As all of these elements indicate, it is highly uncertain at which plants generation would increase with divestiture as compared to without divestiture, or by how much generation would increase. The only conclusion that can be drawn is that overall there are incentives that create a tendency for the new owner of a divested plant to operate at higher levels than PG&E would operate that plant in the future.
Table 3.1 presents reasonably foreseeable capacity factors (the percentage of total plant capacity) for operation of the three plants in a restructured setting if they were not sold, but were retained by PG&E. These capacity factors are based on the SERASYMTM unit-specific, California-wide data set, which was processed by the SERASYMTM model to forecast plant operations in 1998. Table 3.1 also indicates the projected technically feasible maximum operating capacity factors
TABLE 3.1: CAPACITY FACTORS
for each plant (i.e., permitted levels minus forced outages minus planned and unplanned maintenance outages and de-rating outages). This Initial Study evaluates the impacts associated with the tendency of new owners of the divested plants to operate at higher levels than PG&E would operate the plants under restructuring without divestiture. The maximum levels at which new owners could operate are those presented as the technically feasible maximum capacity factors. However, for the reasons discussed above, it is not expected that operations would reach these levels at each plant, and operations may not reach such levels at any particular plant. It is merely the possibility that operations could increase within this range of capacity factors that is evaluated in this Initial Study. Increases in operations could also result in a minimal increase in employment at the plants.

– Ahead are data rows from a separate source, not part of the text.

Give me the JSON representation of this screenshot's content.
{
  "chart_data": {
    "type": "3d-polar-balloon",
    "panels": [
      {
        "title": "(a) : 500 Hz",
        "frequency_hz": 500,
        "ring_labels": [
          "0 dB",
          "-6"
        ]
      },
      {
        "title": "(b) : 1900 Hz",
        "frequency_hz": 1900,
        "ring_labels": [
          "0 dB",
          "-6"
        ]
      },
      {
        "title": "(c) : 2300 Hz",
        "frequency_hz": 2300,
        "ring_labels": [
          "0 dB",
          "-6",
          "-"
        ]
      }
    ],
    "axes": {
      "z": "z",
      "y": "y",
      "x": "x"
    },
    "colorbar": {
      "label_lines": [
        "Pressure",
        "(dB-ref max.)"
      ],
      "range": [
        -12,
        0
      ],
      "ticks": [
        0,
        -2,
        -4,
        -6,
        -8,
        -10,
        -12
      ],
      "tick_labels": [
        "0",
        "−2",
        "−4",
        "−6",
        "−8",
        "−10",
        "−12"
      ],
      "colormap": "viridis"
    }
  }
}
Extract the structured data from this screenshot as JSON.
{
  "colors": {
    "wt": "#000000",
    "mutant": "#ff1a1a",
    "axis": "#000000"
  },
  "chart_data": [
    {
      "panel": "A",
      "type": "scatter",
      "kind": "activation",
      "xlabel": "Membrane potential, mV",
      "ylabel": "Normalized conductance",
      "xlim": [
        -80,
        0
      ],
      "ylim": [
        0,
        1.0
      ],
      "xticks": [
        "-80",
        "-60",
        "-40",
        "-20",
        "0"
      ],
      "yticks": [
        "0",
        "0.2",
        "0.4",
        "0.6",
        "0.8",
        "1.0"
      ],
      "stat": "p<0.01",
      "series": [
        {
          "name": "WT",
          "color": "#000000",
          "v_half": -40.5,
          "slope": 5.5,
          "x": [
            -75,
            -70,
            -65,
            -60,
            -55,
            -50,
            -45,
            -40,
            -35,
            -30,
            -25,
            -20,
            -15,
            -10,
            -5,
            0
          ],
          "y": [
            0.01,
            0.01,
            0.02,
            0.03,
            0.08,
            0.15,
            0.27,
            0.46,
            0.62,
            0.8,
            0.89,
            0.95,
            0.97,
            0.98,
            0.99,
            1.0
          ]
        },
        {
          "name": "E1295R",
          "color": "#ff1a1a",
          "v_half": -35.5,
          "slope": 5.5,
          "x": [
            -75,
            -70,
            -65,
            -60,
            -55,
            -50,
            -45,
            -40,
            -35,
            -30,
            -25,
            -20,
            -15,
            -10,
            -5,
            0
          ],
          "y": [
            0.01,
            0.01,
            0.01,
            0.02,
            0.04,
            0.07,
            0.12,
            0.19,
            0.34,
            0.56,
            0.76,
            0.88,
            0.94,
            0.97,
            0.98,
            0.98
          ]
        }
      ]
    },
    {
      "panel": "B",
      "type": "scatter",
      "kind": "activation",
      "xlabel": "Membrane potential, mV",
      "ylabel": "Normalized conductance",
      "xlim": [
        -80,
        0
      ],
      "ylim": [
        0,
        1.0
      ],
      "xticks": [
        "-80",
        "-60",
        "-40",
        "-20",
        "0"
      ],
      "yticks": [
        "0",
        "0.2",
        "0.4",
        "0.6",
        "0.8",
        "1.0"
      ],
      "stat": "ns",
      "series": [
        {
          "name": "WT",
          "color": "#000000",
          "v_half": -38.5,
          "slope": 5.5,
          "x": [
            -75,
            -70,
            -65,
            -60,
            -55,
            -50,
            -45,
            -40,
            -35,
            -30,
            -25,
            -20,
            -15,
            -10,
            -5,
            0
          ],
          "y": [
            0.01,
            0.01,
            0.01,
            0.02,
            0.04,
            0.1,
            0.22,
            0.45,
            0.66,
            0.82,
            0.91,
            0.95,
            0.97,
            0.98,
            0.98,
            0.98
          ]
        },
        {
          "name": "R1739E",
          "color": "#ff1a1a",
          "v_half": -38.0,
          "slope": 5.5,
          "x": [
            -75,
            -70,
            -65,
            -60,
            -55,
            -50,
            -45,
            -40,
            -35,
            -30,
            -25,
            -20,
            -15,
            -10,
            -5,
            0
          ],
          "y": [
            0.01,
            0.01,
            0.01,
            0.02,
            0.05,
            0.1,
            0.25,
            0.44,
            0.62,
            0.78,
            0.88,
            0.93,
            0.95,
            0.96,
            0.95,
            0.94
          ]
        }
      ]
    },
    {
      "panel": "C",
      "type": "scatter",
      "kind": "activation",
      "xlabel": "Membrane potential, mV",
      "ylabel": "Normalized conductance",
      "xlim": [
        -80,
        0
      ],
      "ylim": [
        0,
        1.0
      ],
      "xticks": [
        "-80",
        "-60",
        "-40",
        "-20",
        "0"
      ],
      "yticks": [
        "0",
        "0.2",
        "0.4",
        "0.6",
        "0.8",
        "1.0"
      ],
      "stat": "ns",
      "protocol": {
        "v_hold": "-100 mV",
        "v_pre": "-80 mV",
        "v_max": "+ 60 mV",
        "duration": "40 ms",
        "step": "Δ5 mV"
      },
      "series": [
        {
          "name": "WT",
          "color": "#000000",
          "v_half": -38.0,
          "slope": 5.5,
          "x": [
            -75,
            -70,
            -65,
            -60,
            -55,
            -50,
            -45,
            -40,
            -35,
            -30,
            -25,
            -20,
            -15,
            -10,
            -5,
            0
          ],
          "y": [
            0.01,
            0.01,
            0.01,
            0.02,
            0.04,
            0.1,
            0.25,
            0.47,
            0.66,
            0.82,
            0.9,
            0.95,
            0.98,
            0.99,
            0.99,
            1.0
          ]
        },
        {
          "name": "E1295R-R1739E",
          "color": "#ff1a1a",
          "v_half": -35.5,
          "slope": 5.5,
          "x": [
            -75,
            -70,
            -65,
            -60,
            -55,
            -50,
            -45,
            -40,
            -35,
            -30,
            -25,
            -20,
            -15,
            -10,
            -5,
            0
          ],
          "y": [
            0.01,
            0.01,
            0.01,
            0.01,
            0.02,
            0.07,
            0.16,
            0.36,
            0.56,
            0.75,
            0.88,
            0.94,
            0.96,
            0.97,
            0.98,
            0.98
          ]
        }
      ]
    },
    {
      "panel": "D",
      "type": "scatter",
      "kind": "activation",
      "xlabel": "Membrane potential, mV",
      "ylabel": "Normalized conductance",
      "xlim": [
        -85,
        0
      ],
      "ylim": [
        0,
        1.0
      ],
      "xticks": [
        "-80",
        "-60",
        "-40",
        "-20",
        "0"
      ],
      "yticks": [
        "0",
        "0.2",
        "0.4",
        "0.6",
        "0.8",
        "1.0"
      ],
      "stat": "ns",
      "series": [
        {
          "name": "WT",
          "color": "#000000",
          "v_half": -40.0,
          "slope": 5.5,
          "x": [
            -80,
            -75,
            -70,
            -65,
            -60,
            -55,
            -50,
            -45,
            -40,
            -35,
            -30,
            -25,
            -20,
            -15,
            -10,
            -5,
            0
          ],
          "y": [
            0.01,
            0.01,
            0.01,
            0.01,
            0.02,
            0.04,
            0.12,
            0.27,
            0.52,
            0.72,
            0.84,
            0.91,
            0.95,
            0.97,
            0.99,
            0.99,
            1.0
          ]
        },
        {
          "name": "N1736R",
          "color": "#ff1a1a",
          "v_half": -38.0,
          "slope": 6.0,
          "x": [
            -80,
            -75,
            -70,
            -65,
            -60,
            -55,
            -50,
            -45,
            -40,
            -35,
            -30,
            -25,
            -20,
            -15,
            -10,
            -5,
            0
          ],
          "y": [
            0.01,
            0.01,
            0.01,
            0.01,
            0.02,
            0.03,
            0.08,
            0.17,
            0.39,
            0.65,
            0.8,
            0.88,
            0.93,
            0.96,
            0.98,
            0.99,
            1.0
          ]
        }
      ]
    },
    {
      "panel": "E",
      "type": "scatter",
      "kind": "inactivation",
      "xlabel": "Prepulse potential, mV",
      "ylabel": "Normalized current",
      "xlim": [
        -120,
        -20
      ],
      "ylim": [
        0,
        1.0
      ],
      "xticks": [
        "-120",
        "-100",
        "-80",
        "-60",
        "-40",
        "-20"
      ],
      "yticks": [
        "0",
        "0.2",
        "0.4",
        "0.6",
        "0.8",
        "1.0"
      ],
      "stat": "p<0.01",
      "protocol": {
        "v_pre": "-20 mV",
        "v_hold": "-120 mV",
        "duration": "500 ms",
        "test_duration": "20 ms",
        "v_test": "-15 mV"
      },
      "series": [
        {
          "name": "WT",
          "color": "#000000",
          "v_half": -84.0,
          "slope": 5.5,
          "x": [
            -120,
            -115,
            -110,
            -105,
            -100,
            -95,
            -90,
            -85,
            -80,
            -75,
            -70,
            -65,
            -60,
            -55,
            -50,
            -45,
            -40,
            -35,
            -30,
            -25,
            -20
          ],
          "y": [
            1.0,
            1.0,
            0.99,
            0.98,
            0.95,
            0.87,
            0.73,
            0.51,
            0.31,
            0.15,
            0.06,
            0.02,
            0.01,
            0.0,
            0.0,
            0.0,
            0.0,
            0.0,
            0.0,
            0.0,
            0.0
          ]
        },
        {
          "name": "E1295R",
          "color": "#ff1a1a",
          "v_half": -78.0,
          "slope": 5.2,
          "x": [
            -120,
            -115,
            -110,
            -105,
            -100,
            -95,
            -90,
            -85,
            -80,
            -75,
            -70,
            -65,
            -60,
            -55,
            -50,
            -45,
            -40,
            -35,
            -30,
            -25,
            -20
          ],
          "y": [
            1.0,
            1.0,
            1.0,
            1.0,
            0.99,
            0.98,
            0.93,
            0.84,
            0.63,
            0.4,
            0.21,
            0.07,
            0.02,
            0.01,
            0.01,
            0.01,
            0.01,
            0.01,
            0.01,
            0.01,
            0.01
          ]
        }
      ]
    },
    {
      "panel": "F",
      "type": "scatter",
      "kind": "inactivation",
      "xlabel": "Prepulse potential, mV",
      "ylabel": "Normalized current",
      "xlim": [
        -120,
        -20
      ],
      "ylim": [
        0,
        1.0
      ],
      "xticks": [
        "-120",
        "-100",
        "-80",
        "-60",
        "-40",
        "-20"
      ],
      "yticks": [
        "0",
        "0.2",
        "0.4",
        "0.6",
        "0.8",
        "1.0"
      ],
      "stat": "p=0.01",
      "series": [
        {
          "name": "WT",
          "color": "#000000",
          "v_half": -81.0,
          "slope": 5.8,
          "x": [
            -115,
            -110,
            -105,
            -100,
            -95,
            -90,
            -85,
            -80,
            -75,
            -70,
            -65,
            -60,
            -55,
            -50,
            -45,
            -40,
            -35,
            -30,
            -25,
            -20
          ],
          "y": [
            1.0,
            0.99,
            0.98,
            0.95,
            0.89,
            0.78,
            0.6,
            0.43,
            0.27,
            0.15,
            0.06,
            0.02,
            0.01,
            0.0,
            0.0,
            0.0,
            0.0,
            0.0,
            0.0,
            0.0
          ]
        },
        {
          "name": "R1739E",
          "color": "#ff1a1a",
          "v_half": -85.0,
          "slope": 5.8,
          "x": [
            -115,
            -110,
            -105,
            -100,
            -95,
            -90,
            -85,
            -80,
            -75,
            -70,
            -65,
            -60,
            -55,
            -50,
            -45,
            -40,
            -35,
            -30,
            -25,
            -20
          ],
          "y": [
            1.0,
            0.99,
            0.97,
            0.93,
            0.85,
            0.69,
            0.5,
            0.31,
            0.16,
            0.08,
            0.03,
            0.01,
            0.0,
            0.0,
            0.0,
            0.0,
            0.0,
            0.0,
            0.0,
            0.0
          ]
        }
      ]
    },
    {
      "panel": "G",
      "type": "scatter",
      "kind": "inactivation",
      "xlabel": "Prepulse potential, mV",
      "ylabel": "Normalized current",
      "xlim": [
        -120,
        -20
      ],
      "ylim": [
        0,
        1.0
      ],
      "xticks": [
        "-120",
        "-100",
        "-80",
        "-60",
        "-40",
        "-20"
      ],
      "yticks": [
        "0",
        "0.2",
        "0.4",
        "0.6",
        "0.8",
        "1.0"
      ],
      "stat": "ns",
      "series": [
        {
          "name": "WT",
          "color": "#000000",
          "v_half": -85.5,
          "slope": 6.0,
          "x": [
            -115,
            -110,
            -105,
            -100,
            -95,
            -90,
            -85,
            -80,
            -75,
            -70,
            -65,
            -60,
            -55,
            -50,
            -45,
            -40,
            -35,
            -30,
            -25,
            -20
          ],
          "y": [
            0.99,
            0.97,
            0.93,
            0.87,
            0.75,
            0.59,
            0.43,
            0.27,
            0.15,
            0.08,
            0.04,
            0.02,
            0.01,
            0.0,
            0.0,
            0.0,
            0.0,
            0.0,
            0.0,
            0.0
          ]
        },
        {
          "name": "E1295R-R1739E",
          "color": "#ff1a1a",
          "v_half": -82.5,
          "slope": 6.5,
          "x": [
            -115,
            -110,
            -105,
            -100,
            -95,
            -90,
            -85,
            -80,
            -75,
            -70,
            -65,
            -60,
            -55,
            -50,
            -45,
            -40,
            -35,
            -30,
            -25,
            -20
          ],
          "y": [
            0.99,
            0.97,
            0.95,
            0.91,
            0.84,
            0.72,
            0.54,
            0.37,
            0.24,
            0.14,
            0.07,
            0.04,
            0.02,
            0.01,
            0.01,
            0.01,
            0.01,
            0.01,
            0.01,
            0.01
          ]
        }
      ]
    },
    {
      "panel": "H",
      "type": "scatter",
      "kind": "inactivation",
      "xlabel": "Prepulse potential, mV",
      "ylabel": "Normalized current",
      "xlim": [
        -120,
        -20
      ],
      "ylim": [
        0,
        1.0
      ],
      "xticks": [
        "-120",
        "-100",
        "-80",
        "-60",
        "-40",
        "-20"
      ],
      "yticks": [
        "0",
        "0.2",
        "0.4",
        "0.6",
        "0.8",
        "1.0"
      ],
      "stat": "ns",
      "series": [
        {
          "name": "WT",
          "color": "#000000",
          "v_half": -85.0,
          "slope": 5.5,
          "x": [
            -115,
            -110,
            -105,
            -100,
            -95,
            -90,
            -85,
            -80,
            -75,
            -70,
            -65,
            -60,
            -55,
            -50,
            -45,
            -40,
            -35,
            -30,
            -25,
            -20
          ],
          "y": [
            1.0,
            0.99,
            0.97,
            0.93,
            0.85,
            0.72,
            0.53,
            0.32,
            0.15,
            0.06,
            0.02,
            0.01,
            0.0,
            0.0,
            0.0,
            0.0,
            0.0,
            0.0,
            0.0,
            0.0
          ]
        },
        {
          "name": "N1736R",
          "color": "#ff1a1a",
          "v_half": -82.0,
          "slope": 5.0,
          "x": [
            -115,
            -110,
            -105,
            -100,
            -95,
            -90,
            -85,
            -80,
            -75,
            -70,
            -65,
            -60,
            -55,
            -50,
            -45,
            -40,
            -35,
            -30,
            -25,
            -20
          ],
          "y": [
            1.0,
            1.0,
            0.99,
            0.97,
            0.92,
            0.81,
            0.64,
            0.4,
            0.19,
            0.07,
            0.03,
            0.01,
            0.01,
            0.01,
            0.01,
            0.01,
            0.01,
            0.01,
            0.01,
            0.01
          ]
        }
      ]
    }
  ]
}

It is not reasonably foreseeable that the currently non-operative and decommissioned off-shore fuel oil loading facilities at the Moss Landing plant and Morro Bay plant would be refurbished by new owners because of the high cost of refurbishing and monitoring such facilities, associated environmental constraints, and the low probability of a gas curtailment. In any event, refurbishment of these facilities would require issuance of new permits and accompanying environmental review. Other construction activities that are expected as a result of divestiture would be minor (i.e., construction of fences to separate properties being sold or retained). Non-physical changes would include subdivision of the properties as necessary to complete the sales.